Economic growth assesses the expansion of a country’s economy. Today, it is most
popularly measured by policymaker and academics alike by increasing gross
domestic product, or GDP. This indicator estimates the value added in a country
which is the total value of all goods and services produced in a country minus the
value of the goods and services needed to produce them. It is common to divide
this indicator by a country’s population to better gauge how productive and
developed an economy is – the GDP per capita.
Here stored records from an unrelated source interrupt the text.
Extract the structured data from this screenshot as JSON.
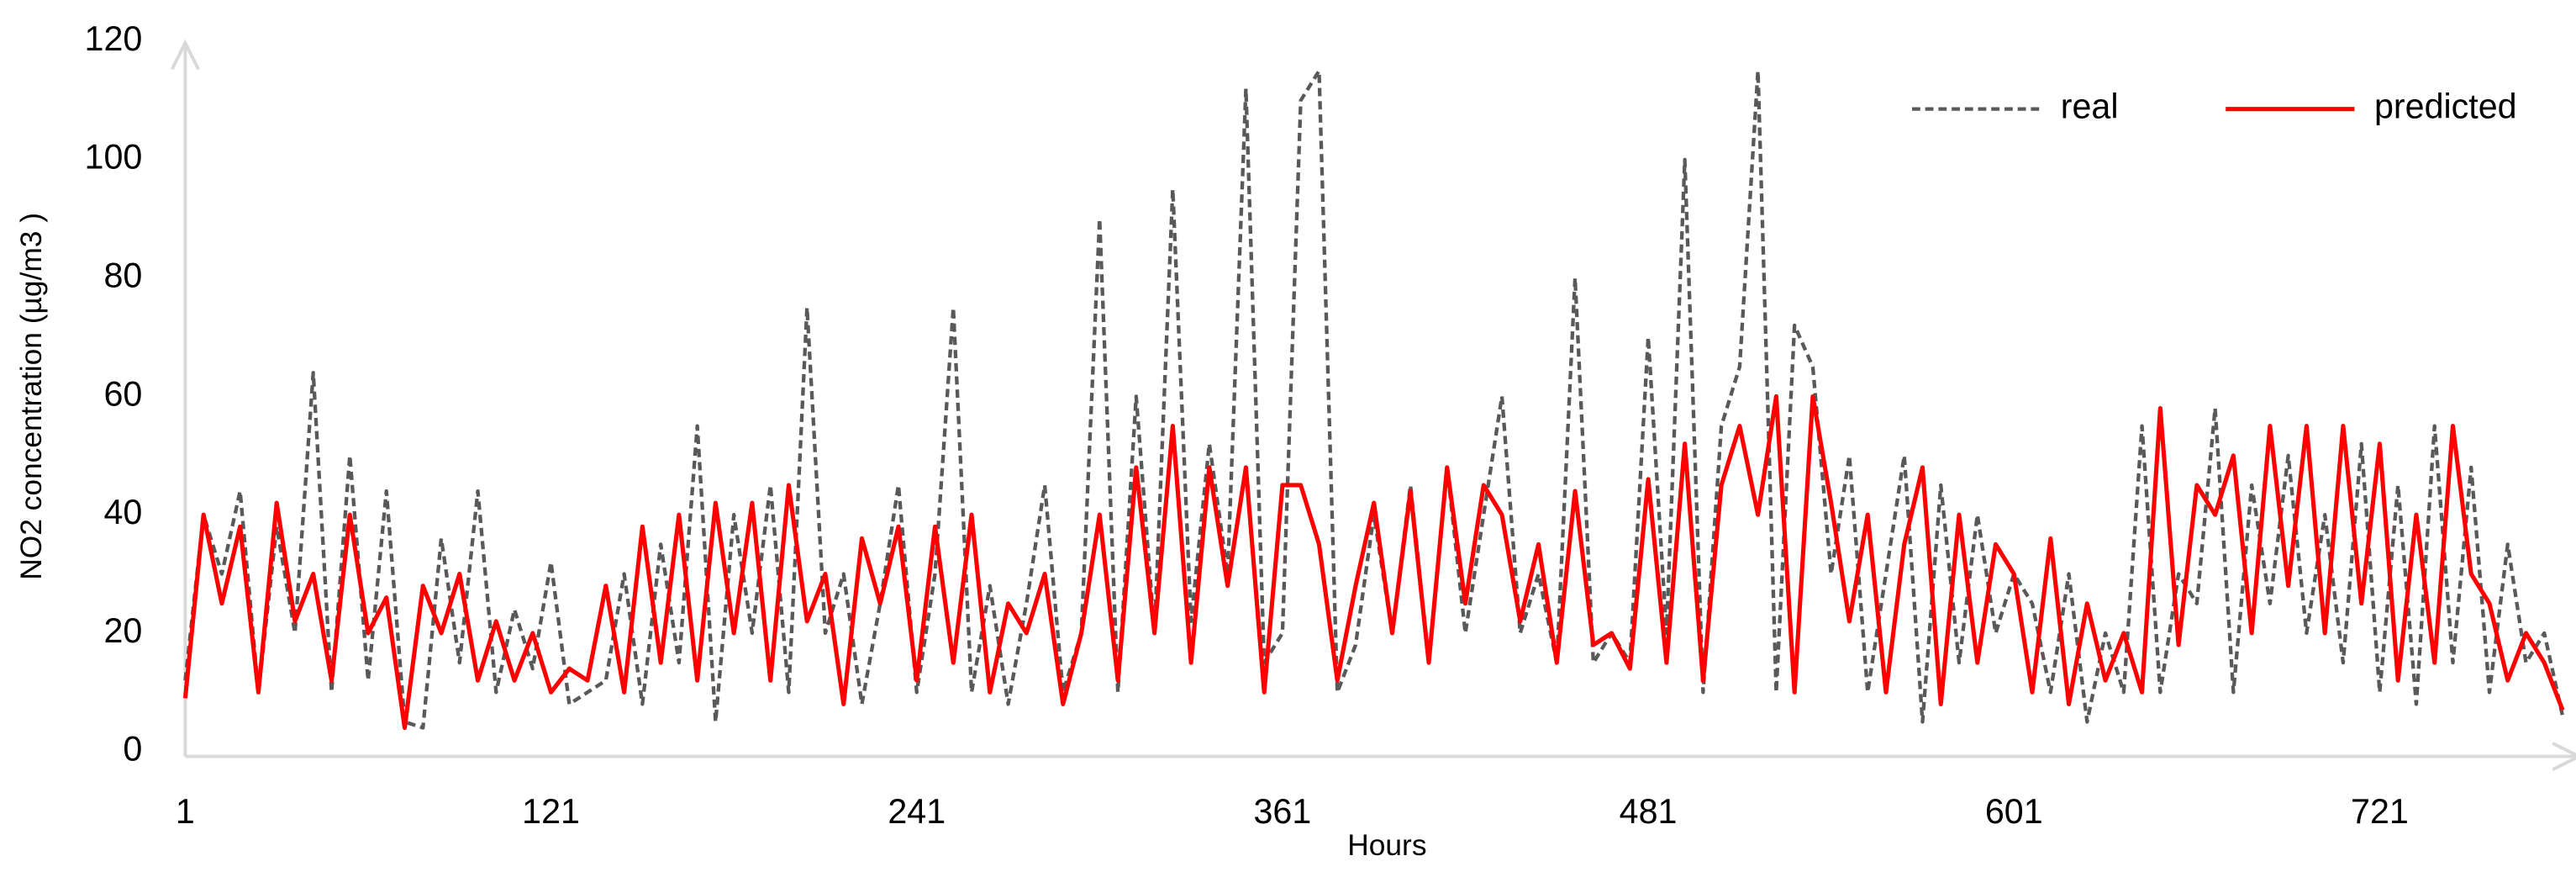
{
  "chart_data": {
    "type": "line",
    "x_label": "Hours",
    "y_label": "NO2 concentration (µg/m3 )",
    "x": [
      1,
      7,
      13,
      19,
      25,
      31,
      37,
      43,
      49,
      55,
      61,
      67,
      73,
      79,
      85,
      91,
      97,
      103,
      109,
      115,
      121,
      127,
      133,
      139,
      145,
      151,
      157,
      163,
      169,
      175,
      181,
      187,
      193,
      199,
      205,
      211,
      217,
      223,
      229,
      235,
      241,
      247,
      253,
      259,
      265,
      271,
      277,
      283,
      289,
      295,
      301,
      307,
      313,
      319,
      325,
      331,
      337,
      343,
      349,
      355,
      361,
      367,
      373,
      379,
      385,
      391,
      397,
      403,
      409,
      415,
      421,
      427,
      433,
      439,
      445,
      451,
      457,
      463,
      469,
      475,
      481,
      487,
      493,
      499,
      505,
      511,
      517,
      523,
      529,
      535,
      541,
      547,
      553,
      559,
      565,
      571,
      577,
      583,
      589,
      595,
      601,
      607,
      613,
      619,
      625,
      631,
      637,
      643,
      649,
      655,
      661,
      667,
      673,
      679,
      685,
      691,
      697,
      703,
      709,
      715,
      721,
      727,
      733,
      739,
      745,
      751,
      757,
      763,
      769,
      775,
      781
    ],
    "series": [
      {
        "name": "real",
        "color": "#595959",
        "dash": true,
        "values": [
          12,
          40,
          30,
          44,
          10,
          38,
          20,
          64,
          10,
          50,
          12,
          44,
          5,
          4,
          36,
          15,
          44,
          10,
          24,
          14,
          32,
          8,
          10,
          12,
          30,
          8,
          35,
          15,
          55,
          5,
          40,
          20,
          45,
          10,
          75,
          20,
          30,
          8,
          25,
          45,
          10,
          30,
          75,
          10,
          28,
          8,
          25,
          45,
          10,
          20,
          90,
          10,
          60,
          20,
          95,
          22,
          52,
          30,
          112,
          15,
          20,
          110,
          115,
          10,
          18,
          40,
          20,
          45,
          15,
          48,
          20,
          40,
          60,
          20,
          30,
          15,
          80,
          15,
          20,
          15,
          70,
          20,
          100,
          10,
          55,
          65,
          115,
          10,
          72,
          65,
          30,
          50,
          10,
          30,
          50,
          5,
          45,
          15,
          40,
          20,
          30,
          25,
          10,
          30,
          5,
          20,
          10,
          55,
          10,
          30,
          25,
          58,
          10,
          45,
          25,
          50,
          20,
          40,
          15,
          52,
          10,
          45,
          8,
          55,
          15,
          48,
          10,
          35,
          15,
          20,
          6
        ]
      },
      {
        "name": "predicted",
        "color": "#ff0000",
        "dash": false,
        "values": [
          9,
          40,
          25,
          38,
          10,
          42,
          22,
          30,
          12,
          40,
          20,
          26,
          4,
          28,
          20,
          30,
          12,
          22,
          12,
          20,
          10,
          14,
          12,
          28,
          10,
          38,
          15,
          40,
          12,
          42,
          20,
          42,
          12,
          45,
          22,
          30,
          8,
          36,
          25,
          38,
          12,
          38,
          15,
          40,
          10,
          25,
          20,
          30,
          8,
          20,
          40,
          12,
          48,
          20,
          55,
          15,
          48,
          28,
          48,
          10,
          45,
          45,
          35,
          12,
          28,
          42,
          20,
          44,
          15,
          48,
          25,
          45,
          40,
          22,
          35,
          15,
          44,
          18,
          20,
          14,
          46,
          15,
          52,
          12,
          45,
          55,
          40,
          60,
          10,
          60,
          42,
          22,
          40,
          10,
          35,
          48,
          8,
          40,
          15,
          35,
          30,
          10,
          36,
          8,
          25,
          12,
          20,
          10,
          58,
          18,
          45,
          40,
          50,
          20,
          55,
          28,
          55,
          20,
          55,
          25,
          52,
          12,
          40,
          15,
          55,
          30,
          25,
          12,
          20,
          15,
          7
        ]
      }
    ],
    "xlim": [
      1,
      788
    ],
    "ylim": [
      0,
      120
    ],
    "xticks": [
      1,
      121,
      241,
      361,
      481,
      601,
      721
    ],
    "yticks": [
      0,
      20,
      40,
      60,
      80,
      100,
      120
    ],
    "grid": false,
    "legend": "upper right"
  }
}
The idea of economic growth stems from classical economics where growth in
national income represents the growth in the wealth of a nation – the classical
hallmark of success. The concept of economic growth gained popularity during the
industrial revolution, when market economies flourished. Today, the predominance
of GDP as a measure of economic growth is partly because it is easier to quantify
the production of goods and services than a multi-dimensional index can measure
other welfare achievements. Precisely because of this, GDP is not, on its own, an
adequate gauge of a country’s development. Development is a multi-dimensional
concept, which includes not only an economic dimension, but also involves social,
environmental, and emotional dimensions. An increasing GDP is often seen as a
measure of welfare and economic success. However, it fails to account for the
multi-dimensional nature of development or the inherent short-comings of
capitalism, which tends to concentrate income and, thus, power.
At the end of this discussion, we can say that GDP is the final output of a country.
GDP indicate the strength of a country in its production of goods and services.
However, higher GDP does not necessarily mean that the citizens are happy and
well to do. Measuring Human Development Index (HDI) is a much better option
than GDP.
Social welfare is a different ball game altogether. It depends on the Government
policy and interventions wherein Government takes care of public Health, their
accommodation and so on. Higher GDP and higher per capita income can support
the Government to go for a welfare society. Welfare does come with higher cost
and Government has to take care of the cost. Only higher GDP Relative to the
population can support welfare society.